Anatomie d’un divorce (Fleishman is in trouble) : la voix off
L’attachement peut aller se nicher à un endroit inattendu. Ce qui m’a fait tenir sur cette série qu’il faut absolument voir entièrement pour en mesurer l’intelligence, ce n’est pas pour Jesse Eisenberg ni Claire Danes qui sont tout sauf attachants dans les premiers épisodes mais bel et bien la voix off, personnage à part entière. Véritable lien avec nous, spectateurs, et l’histoire qui se déroule sous nos yeux, elle se révélera également point de bascule entre les 2 protagonistes principaux. J’ai aimé cette voix-off et l’histoire le lui rend bien. La série est sans doute le coup de cœur le plus inattendu de ce début d’année : merci à mes twittos sûrs qui m’ont conseillé de tenter l’expérience.
Anatomie d’un divorce est une série FX disponible sur Disney+.
Ces bonnes séries qui ne marchent pas sur moi
Forcément, l’inverse existe : des séries saluées par la critique ou cartons d’audience, auxquelles je reconnais une qualité d’écriture, une réalisation inventive ou une qualité d’interprétation sans faille. Et pourtant, je ne m’attache pas vraiment aux héros, sans bien comprendre pourquoi.
En ce début d’année, c’est le cas avec Your Honor dont la saison 2 est en cours de diffusion sur Canal+. Je regarde sans m’ennuyer mais sans passion. Ce que Bryan Cranston a fait en 2 secondes dans Breaking Bad ne fonctionne pas sur moi ici.
Je pense que ce que j’ai à dire maintenant est pénal pour tout fan de séries digne de ce nom : j’ai eu le même problème avec de grandes séries de référence. Les deux premières saisons de The Crown m’ont laissé de marbre, la série hype de 2022 Severance m’a perdu en route faute de me rendre ses protagonistes attachants. J’aurais pu ajouter à la liste la quasi intégralité des séries espagnoles Netflix.

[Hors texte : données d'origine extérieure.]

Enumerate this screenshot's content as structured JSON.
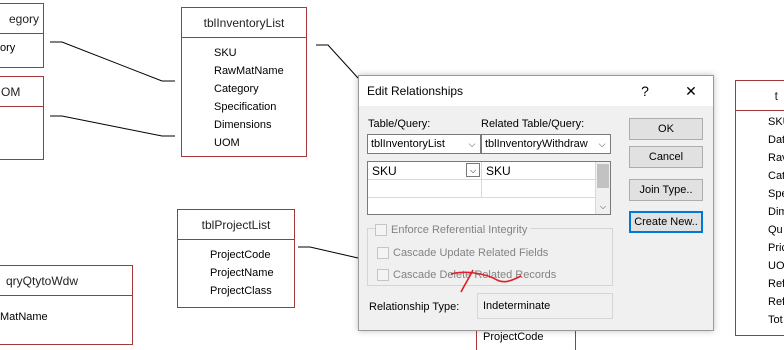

Pour terminer, impossible de ne pas citer la série phénomène Succession dont la quatrième saison est attendue le 26 mars. Celle qui réussit le petit miracle de ne mettre en scène que des personnages qu’on déteste, qui ne sont en rien aimable et qui nous font pourtant vibrer. Nous n’avons pas d’explication mais il nous tarde.